Despite the GT prior, the OpenCV baseline still converges to an order of magnitude worse depth error than the Pycaso/ray-field reconstructions, which all cluster at ≈0.05 % RMS Z. The ray-field remains on par with Pycaso while also providing a geometric interpretation via ray skew and triangulation without relying on a pinhole K.

Compression stress test (lossy JPEG/WebP)

The same scripts can also stress-test Pycaso vs the 3D ray-field under severe lossy compression on a different benchmark: dataset/compression_sweep/* (mean depth ≈ 1.2 m, varying poses). This is not the millimetric Z-only sweep above: it is a planar calibration scene designed to probe compression robustness of corner identification and stereo geometry.
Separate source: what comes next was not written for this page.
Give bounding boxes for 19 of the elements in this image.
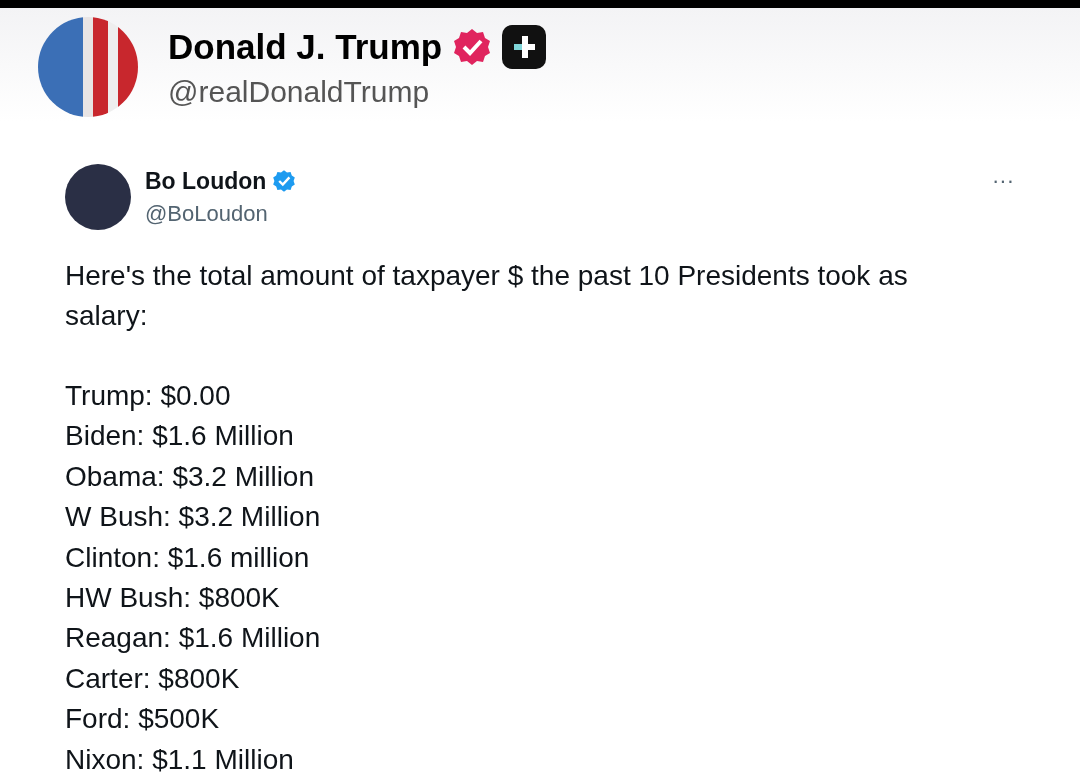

We reran sweep_z_compare_pycaso.py with --use-refined on dataset/compression_sweep/{png_lossless,webp_q70,jpeg_q80} (TPS refinement enabled). The polynomial mappings can become numerically unstable in this pose-sweep setting (even on lossless PNG), while the ray-field reconstruction stays near ~1–2 mm RMS Z. This stress test therefore illustrates robustness of the ray-based geometry under photometric degradation rather than “best-case Pycaso” performance.

Dataset

Pycaso direct RMS Z (mm)

Pycaso Soloff+LM RMS Z (mm)

Central 3D ray-field RMS Z (mm)

PNG lossless

18.12

162.65

1.31

WebP q70

11.60

162.79

1.13

JPEG q80

31.15

161.90

1.23

The JSON outputs for these runs live in validation/compression/webp_q70_pycaso_metrics.json and validation/compression/jpeg_q80_pycaso_metrics.json, with plots under validation/compression/webp_q70_pycaso_rms_z.png / .../jpeg_q80_pycaso_rms_z.png. This benchmark is therefore the natural “Pycaso × compression” companion to the Z-sweep section above.
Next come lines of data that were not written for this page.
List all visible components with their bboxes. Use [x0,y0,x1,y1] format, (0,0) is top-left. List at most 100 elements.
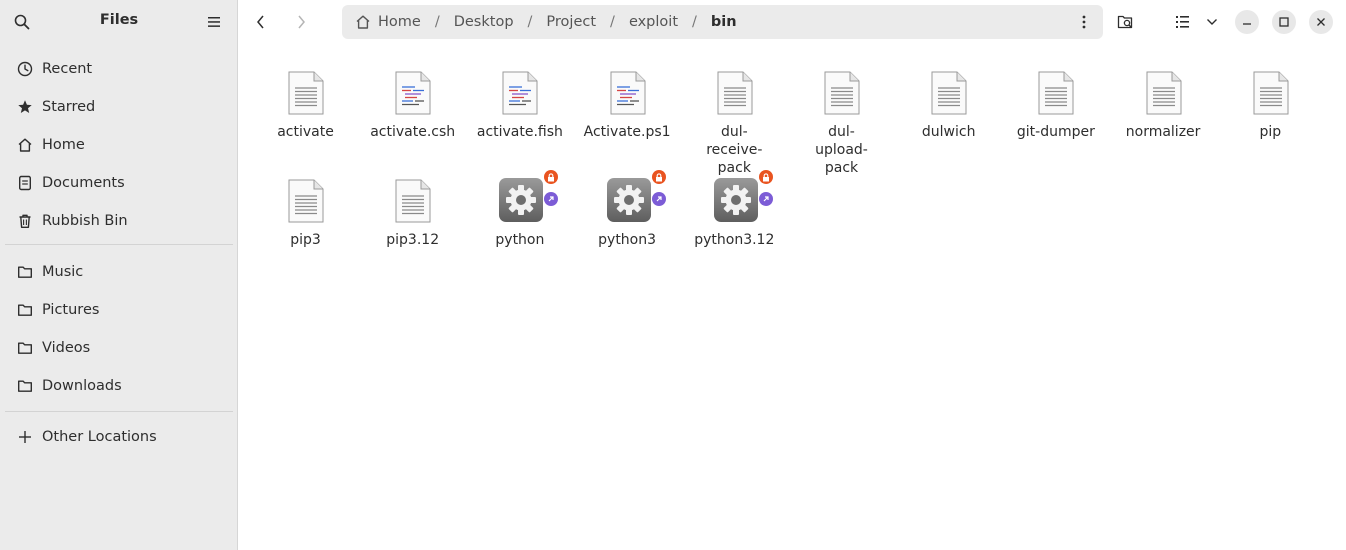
main-menu-button[interactable] [204,11,226,33]
script-file-icon [608,70,648,116]
file-item[interactable]: pip3.12 [359,170,466,278]
breadcrumb-exploit[interactable]: exploit [629,14,678,30]
symlink-icon [544,192,559,206]
file-name: python3 [598,232,657,248]
breadcrumb-home[interactable]: Home [378,14,421,30]
file-item[interactable]: python [466,170,573,278]
chevron-down-icon [1207,19,1217,25]
document-icon [17,175,33,191]
text-file-icon [1251,70,1291,116]
chevron-right-icon [298,15,305,29]
text-file-icon [286,70,326,116]
file-name: dulwich [921,124,976,140]
script-file-icon [393,70,433,116]
sidebar-item-label: Videos [42,340,91,356]
breadcrumb-project[interactable]: Project [546,14,596,30]
minimize-icon [1243,23,1251,25]
sidebar-header: Files [0,0,238,44]
folder-search-icon [1117,15,1133,29]
sidebar-item-pictures[interactable]: Pictures [5,293,233,327]
vertical-dots-icon [1082,15,1086,29]
sidebar-item-documents[interactable]: Documents [5,166,233,200]
chevron-left-icon [257,15,264,29]
file-item[interactable]: activate [252,62,359,170]
sidebar-item-label: Documents [42,175,125,191]
close-icon [1317,18,1325,26]
text-file-icon [1144,70,1184,116]
minimize-button[interactable] [1235,10,1259,34]
folder-icon [17,340,33,356]
sidebar: Files Recent Starred Home Documents Rubb… [0,0,238,550]
sidebar-item-label: Other Locations [42,429,157,445]
file-name: dul-upload-pack [815,124,868,176]
text-file-icon [715,70,755,116]
symlink-icon [758,192,773,206]
sidebar-item-recent[interactable]: Recent [5,52,233,86]
file-name: dul-receive-pack [706,124,763,176]
file-name: pip3.12 [386,232,440,248]
file-item[interactable]: pip [1217,62,1324,170]
sidebar-item-downloads[interactable]: Downloads [5,369,233,403]
file-item[interactable]: python3.12 [681,170,788,278]
text-file-icon [393,178,433,224]
file-name: pip3 [290,232,321,248]
sidebar-item-label: Home [42,137,85,153]
sidebar-item-label: Rubbish Bin [42,213,128,229]
sidebar-item-home[interactable]: Home [5,128,233,162]
sidebar-divider [5,244,233,245]
breadcrumb-separator: / [527,14,533,30]
text-file-icon [929,70,969,116]
breadcrumb-separator: / [692,14,697,30]
sidebar-item-videos[interactable]: Videos [5,331,233,365]
forward-button[interactable] [290,11,312,33]
file-name: pip [1259,124,1282,140]
file-item[interactable]: python3 [574,170,681,278]
file-item[interactable]: activate.csh [359,62,466,170]
text-file-icon [1036,70,1076,116]
folder-icon [17,378,33,394]
file-name: activate.csh [370,124,456,140]
folder-icon [17,264,33,280]
star-icon [17,99,33,115]
file-item[interactable]: pip3 [252,170,359,278]
sidebar-divider [5,411,233,412]
app-title: Files [99,12,139,28]
executable-icon [606,177,651,223]
view-list-button[interactable] [1172,11,1194,33]
path-menu-button[interactable] [1075,13,1093,31]
file-item[interactable]: Activate.ps1 [574,62,681,170]
sidebar-item-starred[interactable]: Starred [5,90,233,124]
file-name: normalizer [1125,124,1201,140]
plus-icon [17,429,33,445]
file-item[interactable]: dul-receive-pack [681,62,788,176]
script-file-icon [500,70,540,116]
breadcrumb-separator: / [434,14,440,30]
breadcrumb-bin[interactable]: bin [711,14,737,30]
file-item[interactable]: git-dumper [1002,62,1109,170]
close-button[interactable] [1309,10,1333,34]
maximize-button[interactable] [1272,10,1296,34]
sidebar-item-rubbish-bin[interactable]: Rubbish Bin [5,204,233,238]
maximize-icon [1279,17,1289,27]
search-files-button[interactable] [1115,11,1137,33]
file-item[interactable]: dul-upload-pack [788,62,895,176]
file-item[interactable]: normalizer [1110,62,1217,170]
sidebar-item-label: Recent [42,61,93,77]
file-name: python3.12 [694,232,775,248]
home-icon [17,137,33,153]
lock-icon [758,170,773,184]
text-file-icon [286,178,326,224]
path-bar[interactable]: Home / Desktop / Project / exploit / bin [342,5,1103,39]
view-options-dropdown[interactable] [1201,11,1223,33]
sidebar-item-other-locations[interactable]: Other Locations [5,420,233,454]
back-button[interactable] [250,11,272,33]
sidebar-item-music[interactable]: Music [5,255,233,289]
file-item[interactable]: dulwich [895,62,1002,170]
file-item[interactable]: activate.fish [466,62,573,170]
hamburger-menu-icon [208,17,220,27]
trash-icon [17,213,33,229]
list-view-icon [1176,16,1189,28]
breadcrumb-desktop[interactable]: Desktop [454,14,514,30]
breadcrumb-separator: / [610,14,615,30]
file-name: activate [277,124,334,140]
Pycaso example images (real): OpenCV ChArUco configuration

The Pycaso repository also ships real images under:

  • /home/jeff/Code/Pycaso/Exemple/Images_example/left_calibration*

  • /home/jeff/Code/Pycaso/Exemple/Images_example/right_calibration*

The filename (e.g. 3.0.png) encodes the nominal stage depth in millimeters.

Board parameters

From the Pycaso code (pycaso/pattern.py and pycaso/data_library.py):

  • ArUco dictionary: DICT_6X6_250 for detection (Pycaso generates markers from DICT_6X6_1000, but IDs are 0..95, so DICT_6X6_250 is equivalent).
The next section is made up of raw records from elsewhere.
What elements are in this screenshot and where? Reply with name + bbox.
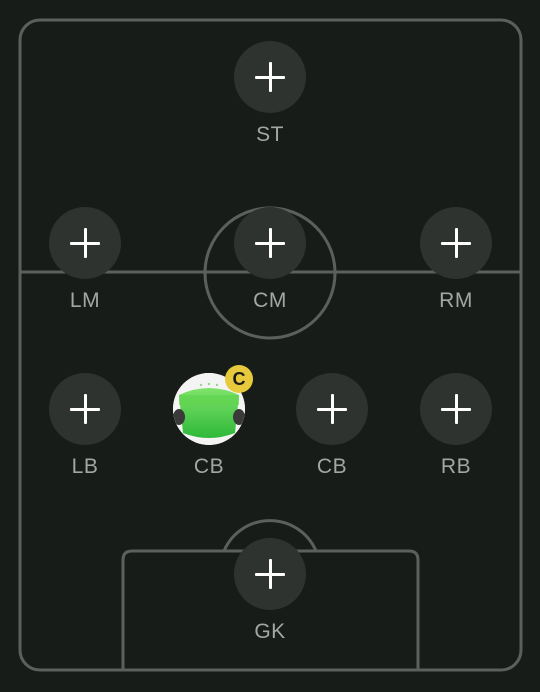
add-player-button-gk[interactable] xyxy=(234,538,306,610)
add-player-button-lm[interactable] xyxy=(49,207,121,279)
add-player-button-cb-right[interactable] xyxy=(296,373,368,445)
position-label-rm: RM xyxy=(439,289,473,312)
position-label-cb-left: CB xyxy=(193,455,225,478)
slot-st[interactable]: ST xyxy=(234,41,306,147)
plus-icon xyxy=(255,559,285,589)
slot-lb[interactable]: LB xyxy=(49,373,121,479)
add-player-button-st[interactable] xyxy=(234,41,306,113)
captain-badge: C xyxy=(225,365,253,393)
position-label-rb: RB xyxy=(440,455,472,478)
formation-pitch: ST LM CM RM LB C CB CB RB GK xyxy=(0,0,540,692)
add-player-button-rm[interactable] xyxy=(420,207,492,279)
position-label-gk: GK xyxy=(254,620,286,643)
slot-lm[interactable]: LM xyxy=(49,207,121,313)
slot-rb[interactable]: RB xyxy=(420,373,492,479)
position-label-lm: LM xyxy=(69,289,101,312)
slot-cm[interactable]: CM xyxy=(234,207,306,313)
player-avatar-button[interactable]: C xyxy=(173,365,253,445)
plus-icon xyxy=(70,394,100,424)
add-player-button-lb[interactable] xyxy=(49,373,121,445)
add-player-button-cm[interactable] xyxy=(234,207,306,279)
slot-rm[interactable]: RM xyxy=(420,207,492,313)
add-player-button-rb[interactable] xyxy=(420,373,492,445)
plus-icon xyxy=(441,228,471,258)
slot-gk[interactable]: GK xyxy=(234,538,306,644)
plus-icon xyxy=(255,62,285,92)
slot-cb-right[interactable]: CB xyxy=(296,373,368,479)
slot-cb-left[interactable]: C CB xyxy=(173,365,253,479)
plus-icon xyxy=(317,394,347,424)
plus-icon xyxy=(441,394,471,424)
position-label-cb-right: CB xyxy=(316,455,348,478)
position-label-lb: LB xyxy=(71,455,99,478)
position-label-st: ST xyxy=(256,123,284,146)
plus-icon xyxy=(255,228,285,258)
plus-icon xyxy=(70,228,100,258)
position-label-cm: CM xyxy=(253,289,287,312)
  • squares_x=16, squares_y=12

  • square_size_mm=0.3, marker_size_mm=0.15

OpenCV ≥ 4.7 (CharucoDetector) note

The Pycaso board places marker IDs on the opposite square parity compared to OpenCV’s default CharucoBoard generator. With OpenCV’s CharucoDetector, this means checkMarkers must be disabled to interpolate ChArUco corners:

import cv2.aruco as aruco

det = aruco.CharucoDetector(board)
cp = det.getCharucoParameters()
cp.checkMarkers = False
det.setCharucoParameters(cp)

The exact settings used in this repo (including adaptiveThreshWinSizeMax=300) are collected in validation/pycaso_images_example_opencv.json.

Artefacts

  • Dataset images and JSON/frames: dataset/pycaso_z_sweep/train/scene_0000/

  • Benchmark output: validation/z_sweep/pycaso_z_sweep_metrics.json and validation/z_sweep/pycaso_z_sweep_rms_z.png

  • If you want to compare different aberrations, regenerate the dataset with new --tz-schedule-mm values (still with --z-only-mode) and rerun the script.